Every now & then high Japanese Army officers explode with the statement that “our peasantry are so poor they are eating grass!” In some parts of Japan at some seasons this is true, but in all parts of Japan the Army is recruited chiefly from among the peasantry and the Army takes care of its own. Last week Army pressure, which has shaken enormous “gifts” for peasant relief out of the wealthy families of Japan, shook probably the biggest philanthropic plum in Japanese history out of the Empire’s richest family, the stupendous banking, industrial and trading House of Mitsui which in normal times owns or has under charter a trading fleet as large as the entire mercantile marine of France and has been vastly rich since Poet William Shakespeare’s time.

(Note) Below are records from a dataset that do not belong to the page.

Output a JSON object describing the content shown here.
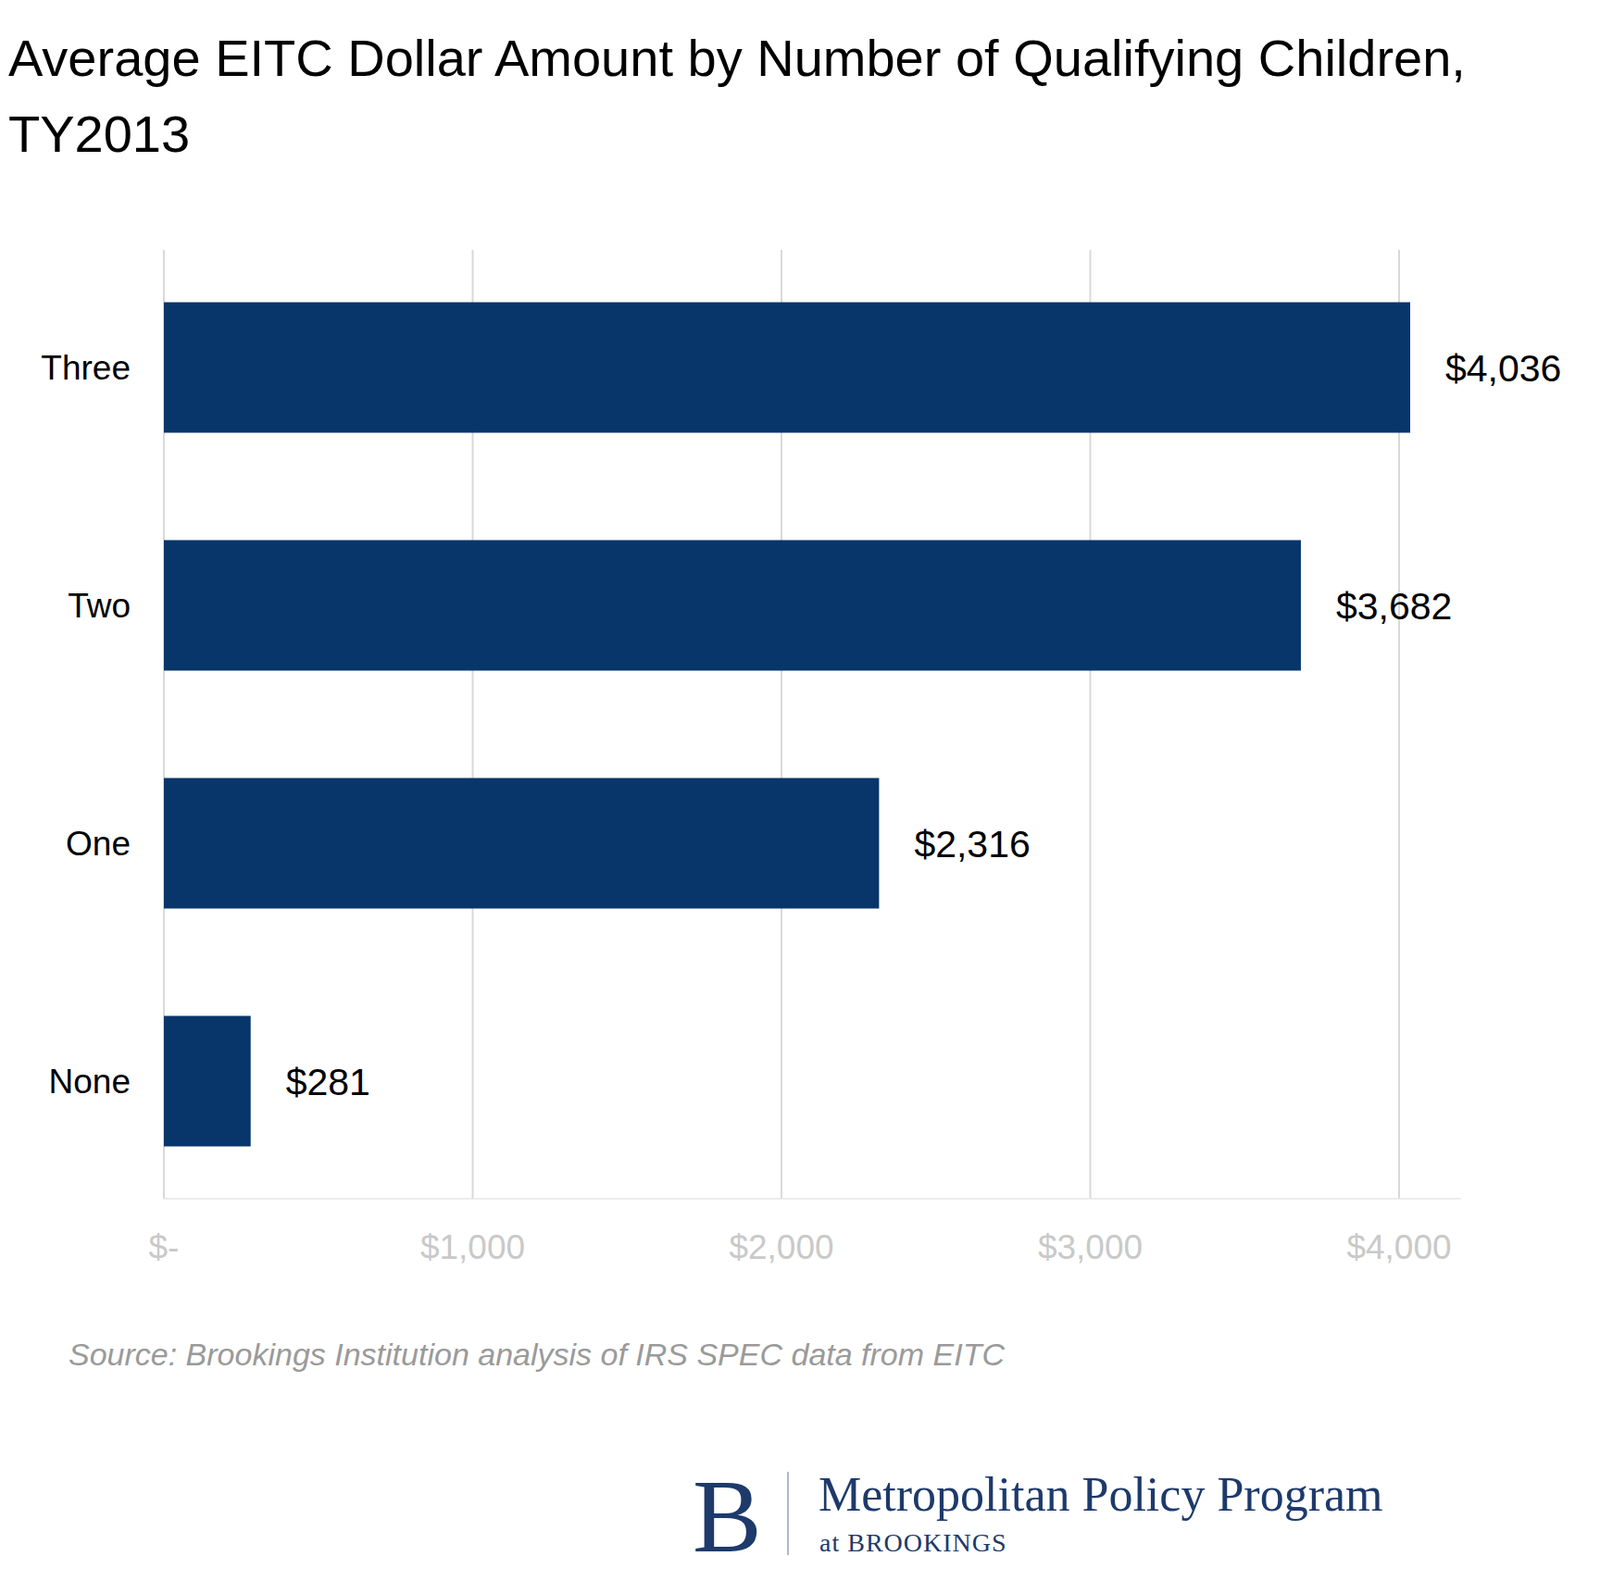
{
  "chart_data": {
    "type": "bar",
    "orientation": "horizontal",
    "title": "Average EITC Dollar Amount by Number of Qualifying Children, TY2013",
    "categories": [
      "Three",
      "Two",
      "One",
      "None"
    ],
    "values": [
      4036,
      3682,
      2316,
      281
    ],
    "value_labels": [
      "$4,036",
      "$3,682",
      "$2,316",
      "$281"
    ],
    "data_labels": true,
    "color": "#08366a",
    "xlim": [
      0,
      4200
    ],
    "xticks": [
      {
        "value": 0,
        "label": "$-"
      },
      {
        "value": 1000,
        "label": "$1,000"
      },
      {
        "value": 2000,
        "label": "$2,000"
      },
      {
        "value": 3000,
        "label": "$3,000"
      },
      {
        "value": 4000,
        "label": "$4,000"
      }
    ],
    "grid": true,
    "source": "Source: Brookings Institution analysis of IRS SPEC data from EITC",
    "logo": [
      "B",
      "Metropolitan Policy Program",
      "at BROOKINGS"
    ]
  }
}
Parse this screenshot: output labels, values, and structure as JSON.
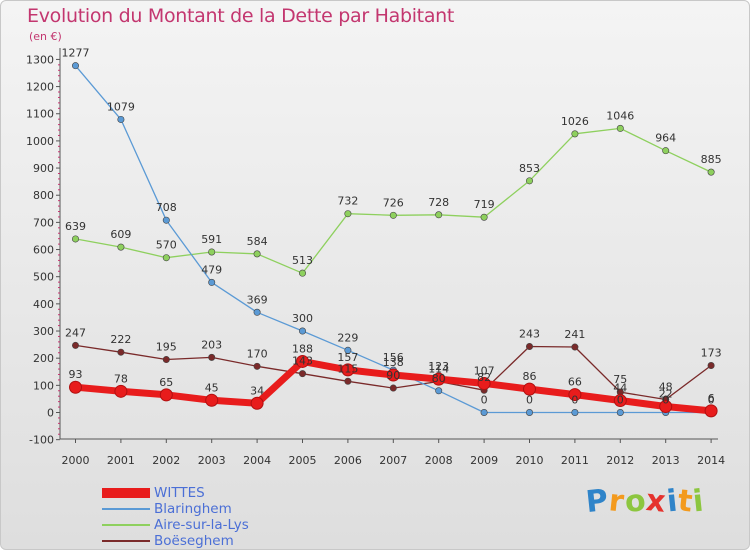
{
  "title": "Evolution du Montant de la Dette par Habitant",
  "unit_label": "(en €)",
  "logo": {
    "text": "Proxiti",
    "letters": [
      {
        "ch": "P",
        "color": "#2f84c9"
      },
      {
        "ch": "r",
        "color": "#f39a1d"
      },
      {
        "ch": "o",
        "color": "#8cc63f"
      },
      {
        "ch": "x",
        "color": "#e5322d"
      },
      {
        "ch": "i",
        "color": "#2f84c9"
      },
      {
        "ch": "t",
        "color": "#f39a1d"
      },
      {
        "ch": "i",
        "color": "#8cc63f"
      }
    ]
  },
  "chart_data": {
    "type": "line",
    "title": "Evolution du Montant de la Dette par Habitant",
    "ylabel": "(en €)",
    "xlabel": "",
    "x": [
      2000,
      2001,
      2002,
      2003,
      2004,
      2005,
      2006,
      2007,
      2008,
      2009,
      2010,
      2011,
      2012,
      2013,
      2014
    ],
    "ylim": [
      -100,
      1300
    ],
    "yticks": [
      -100,
      0,
      100,
      200,
      300,
      400,
      500,
      600,
      700,
      800,
      900,
      1000,
      1100,
      1200,
      1300
    ],
    "grid": false,
    "legend_position": "bottom-left",
    "series": [
      {
        "name": "WITTES",
        "color": "#e81c1c",
        "values": [
          93,
          78,
          65,
          45,
          34,
          188,
          157,
          138,
          123,
          107,
          86,
          66,
          44,
          22,
          6
        ],
        "labels": [
          "93",
          "78",
          "65",
          "45",
          "34",
          "188",
          "157",
          "138",
          "123",
          "107",
          "86",
          "66",
          "44",
          "22",
          "6"
        ]
      },
      {
        "name": "Blaringhem",
        "color": "#5b9ad5",
        "values": [
          1277,
          1079,
          708,
          479,
          369,
          300,
          229,
          156,
          80,
          0,
          0,
          0,
          0,
          0,
          0
        ],
        "labels": [
          "1277",
          "1079",
          "708",
          "479",
          "369",
          "300",
          "229",
          "156",
          "80",
          "0",
          "0",
          "0",
          "0",
          "0",
          "0"
        ]
      },
      {
        "name": "Aire-sur-la-Lys",
        "color": "#8ed05e",
        "values": [
          639,
          609,
          570,
          591,
          584,
          513,
          732,
          726,
          728,
          719,
          853,
          1026,
          1046,
          964,
          885
        ],
        "labels": [
          "639",
          "609",
          "570",
          "591",
          "584",
          "513",
          "732",
          "726",
          "728",
          "719",
          "853",
          "1026",
          "1046",
          "964",
          "885"
        ]
      },
      {
        "name": "Boëseghem",
        "color": "#7a2a2a",
        "values": [
          247,
          222,
          195,
          203,
          170,
          143,
          115,
          90,
          114,
          82,
          243,
          241,
          75,
          48,
          173
        ],
        "labels": [
          "247",
          "222",
          "195",
          "203",
          "170",
          "143",
          "115",
          "90",
          "114",
          "82",
          "243",
          "241",
          "75",
          "48",
          "173"
        ]
      }
    ]
  }
}
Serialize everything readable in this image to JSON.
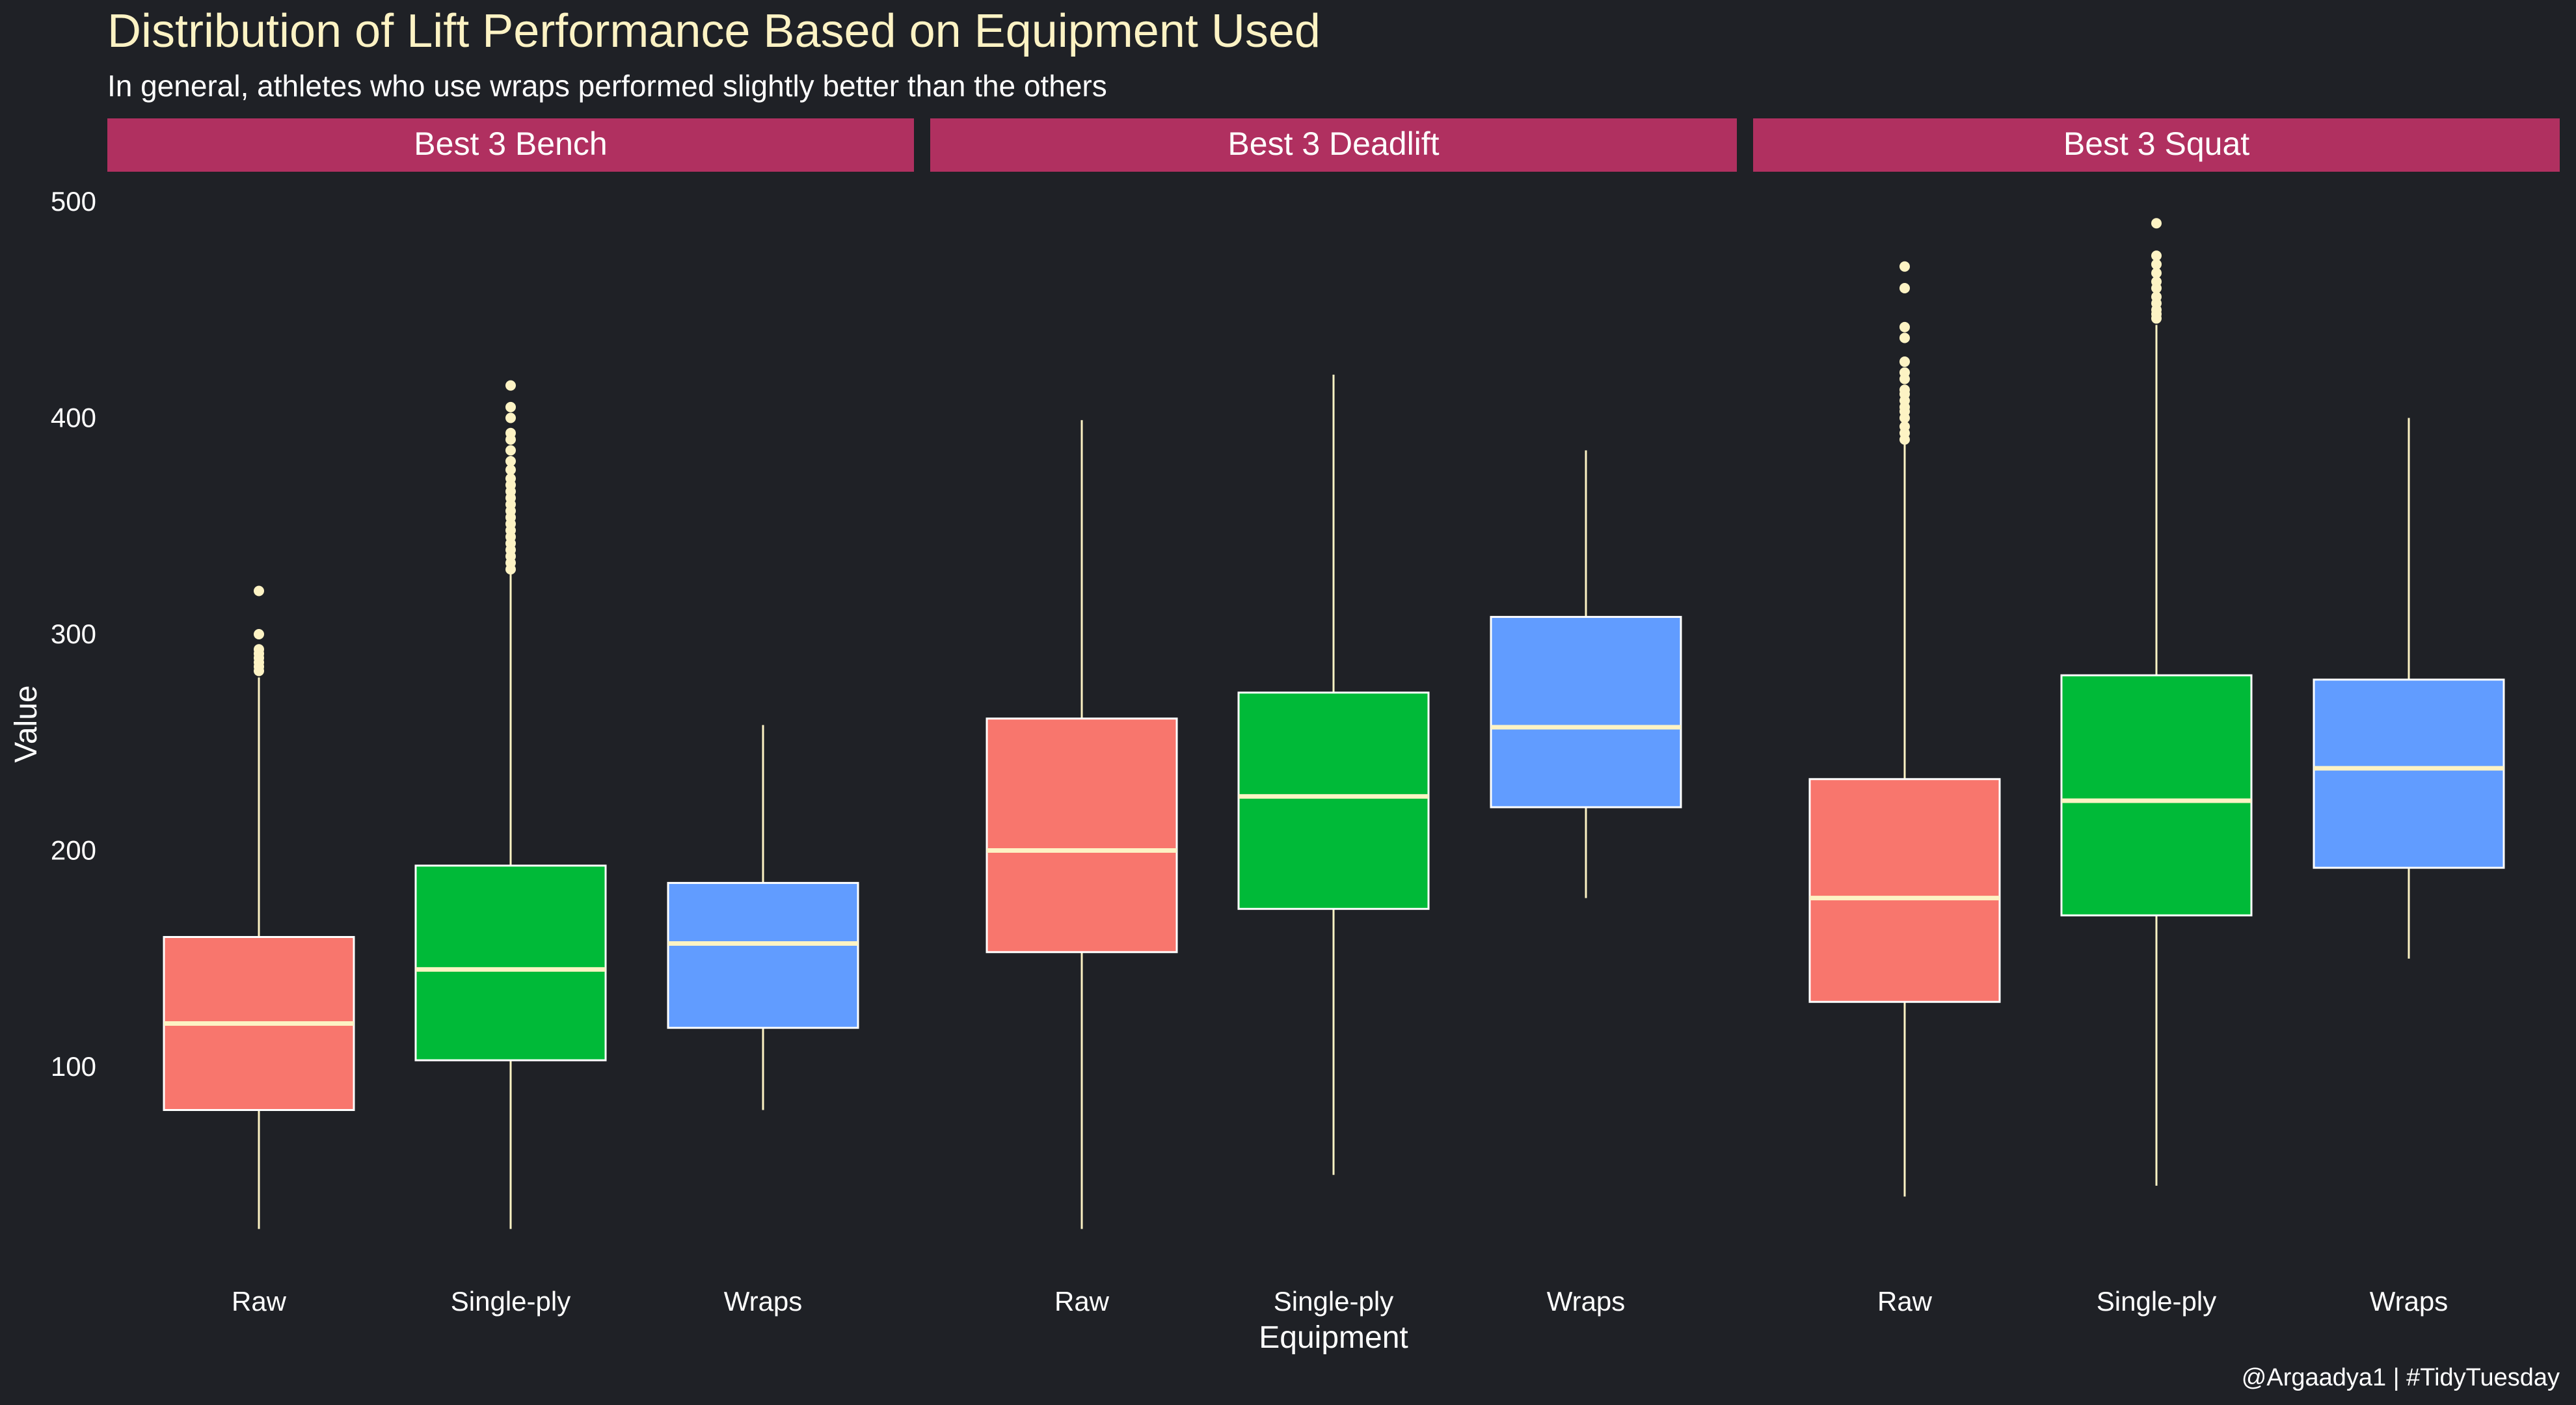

Also a poet, as well as a water-colorist and singer of old war songs, is the Senior Baron Hachiroemon, 14th Baron Mitsui and Head of the House. Until last year he left as many details as possible to the gentle, astute old man who was called “the Prime Minister of the Mitsui Empire,” Baron Dr. Takuma Dan. Patriots assassinated Dr. Dan (TIME, March 14. 1932), partly because he was supposed to have made too much money for the Mitsuis by selling Japan’s yen short before it was taken off gold. Ever since Mitsui short-selling was exposed the various young patriots tried in Japan for assassinating Pacifist Premier Ki Inukai (TIME. Aug. 7, et seq.) have interlarded their pleadings in court with passionate, often random denunciation of “the traitorous Mitsui!” As a result no successor to Dr. Dan, no Mitsui candidate for assassination, has been appointed. His work is now done by a “Council of Three” Mitsui minions (who hate, fear and dodge photographers) : domineering, onetime newspaperman Seihin Ikeda; softspoken, old-fogyish Nagabumi Ariga; diplomatic, democratic Kikusaburo Fukui. It was on this Council’s advice that the Senior Baron last week signed away 30,000,000 yen,† created by a squiggle of his august pen a Mitsui Foundation “to relieve distress among farmers and fishermen.” Though Tokyo editors hailed this “largest private benefaction in the history of Japan,” they made bold to comment that the House of Mitsui has been “a shining target for resentment against excessive capitalist profits.” In Army circles satisfaction was tinged with comment that “the Mitsui should have given more!” Their gift last week was ten times as great as the sum they gave last year “for direct unemployment relief” after the assassination of Dr. Dan. To please the Army, the House of Mitsui and their competitors the House of Mitsubishi also subscribed a “loan” of 20,000,000 yen to the puppet Government of Manchukuo. Even such cooperation, swaggering Japanese officers declare, is “less than the duty of such profiteers.”

†Equivalent to only $8,700,000 at current exchange.